OK. What’s the solution? How about an Azure internal load balancer? Seems legit except it wouldn’t work. No clue why. The healthchecks and monitoring are spread around about 10 pages as is typical for Azure so I couldn’t even see a simple readout of “probe = (un)healthy” anywhere so it took a call to Azure for a Support Engineer to tell me that you can’t have an internal load balancer have a front-end IP in the same subnet as the backend. Well he kind of said that. He said that you cannot access the front-end IP from the same subnet (although mine was also calling from another peered subnet). So I assumed that maybe because I was peered, the routing wasn’t working so that was OK, I would add another network card on another subnet to the same datebase servers and use those IPs for the load balancer backend… (Why doesn’t Azure stop you creating a load balancer with an invalid config?)

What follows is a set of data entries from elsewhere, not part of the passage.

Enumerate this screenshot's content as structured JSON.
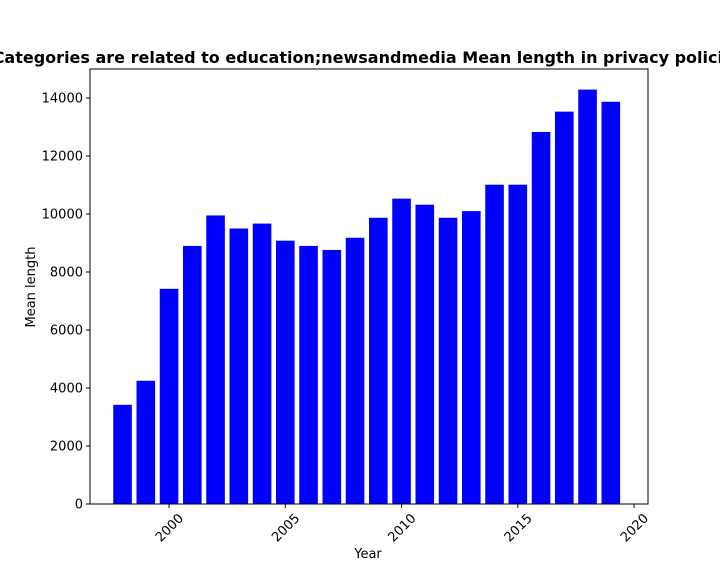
{
  "chart_data": {
    "type": "bar",
    "title": "Categories are related to education;newsandmedia Mean length in privacy policies",
    "xlabel": "Year",
    "ylabel": "Mean length",
    "color": "#0000ff",
    "x": [
      1998,
      1999,
      2000,
      2001,
      2002,
      2003,
      2004,
      2005,
      2006,
      2007,
      2008,
      2009,
      2010,
      2011,
      2012,
      2013,
      2014,
      2015,
      2016,
      2017,
      2018,
      2019
    ],
    "values": [
      3420,
      4250,
      7420,
      8900,
      9950,
      9500,
      9670,
      9080,
      8900,
      8760,
      9180,
      9870,
      10530,
      10320,
      9870,
      10100,
      11010,
      11010,
      12830,
      13530,
      14290,
      13870
    ],
    "xlim": [
      1996.6,
      2020.6
    ],
    "ylim": [
      0,
      15000
    ],
    "xticks": [
      2000,
      2005,
      2010,
      2015,
      2020
    ],
    "yticks": [
      0,
      2000,
      4000,
      6000,
      8000,
      10000,
      12000,
      14000
    ],
    "bar_width": 0.8
  }
}
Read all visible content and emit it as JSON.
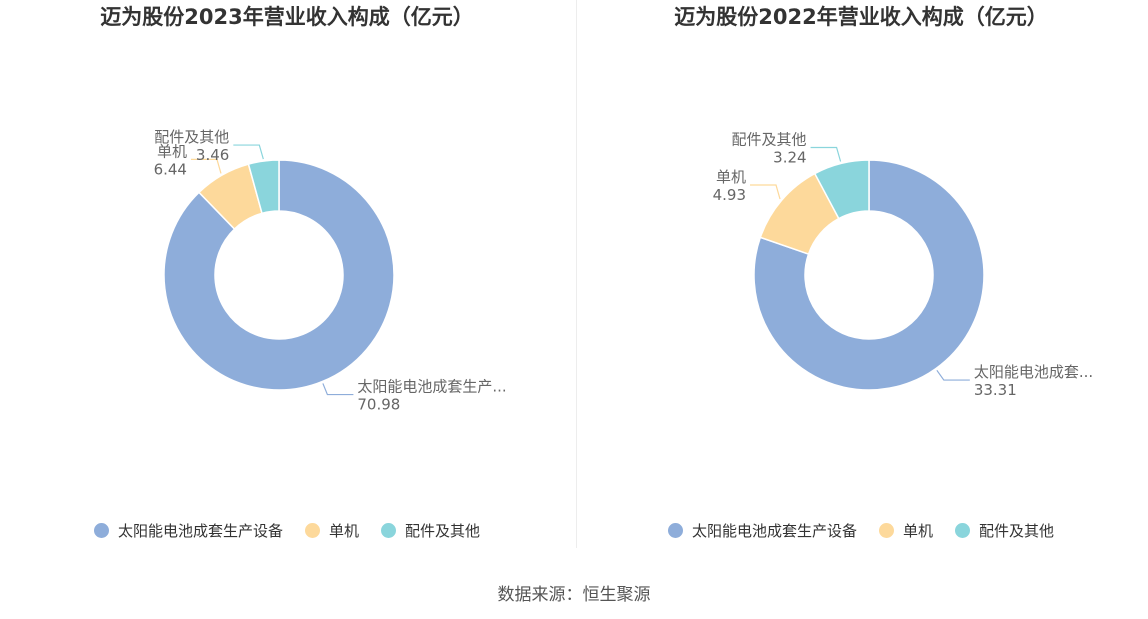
{
  "chart_data": [
    {
      "type": "pie",
      "variant": "donut",
      "title": "迈为股份2023年营业收入构成（亿元）",
      "slices": [
        {
          "name": "太阳能电池成套生产设备",
          "label": "太阳能电池成套生产...",
          "value": 70.98,
          "color": "#8eadda"
        },
        {
          "name": "单机",
          "label": "单机",
          "value": 6.44,
          "color": "#fdd99b"
        },
        {
          "name": "配件及其他",
          "label": "配件及其他",
          "value": 3.46,
          "color": "#8ad5dc"
        }
      ],
      "legend_position": "bottom"
    },
    {
      "type": "pie",
      "variant": "donut",
      "title": "迈为股份2022年营业收入构成（亿元）",
      "slices": [
        {
          "name": "太阳能电池成套生产设备",
          "label": "太阳能电池成套...",
          "value": 33.31,
          "color": "#8eadda"
        },
        {
          "name": "单机",
          "label": "单机",
          "value": 4.93,
          "color": "#fdd99b"
        },
        {
          "name": "配件及其他",
          "label": "配件及其他",
          "value": 3.24,
          "color": "#8ad5dc"
        }
      ],
      "legend_position": "bottom"
    }
  ],
  "source": "数据来源：恒生聚源"
}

…well, until I realised that I had stupidly allocated the entire address space with a /16 to a single subnet so I couldn’t create another subnet, I had to add another address space and then another subnet. OK, maybe not so bad, that seemed to work OK. I then create a new network card and went to connect it to one of the database servers that isn’t normally accessed. Nope, you can’t do that with the server running (even though it is all virtual hardware), but I could stop this VM since it was not normally accessed. Added the second card, started it back up and checked that both cards were present and it all looked good. Except ping didn’t work.

I could ping to itself (not very useful really) but I couldn’t ping it from either another machine on the old subnet or from a peered subnet. I tried telnet. I could telnet on the original IP address but not the new one hmmm. So I went to create a new support ticket and got told that I couldn’t raise a technical ticket because I wasn’t on a support plan. Interesting since I had raised a technical ticket on Friday but no worries, let me just upgrade to a higher support plan: “An error occured”. What error? Some weird ajax error about “Cannot select it when it is already disabled”. Presumably a nonsense message but I was not stopped in my tracks, had to go back and create a non-technical ticket about not being able to raise a technical ticket.

I’m still waiting.

So something that we assume “just works” because it’s Cloud, doesn’t always just work. It is missing features, it allows you to do things that are invalid and then it can leave you without any quick recourse. I have now spent probably 8 wasted hours trying to get this to work and I don’t even know if it ever will or whether it will work with postgres.

Obviously the same could have happened on a local setup but at least I would have the freedom to dig around, re-configure etc. to make something work.

Your mileage may vary but although the Cloud seems simple behind it’s nice dashboards, it isn’t always!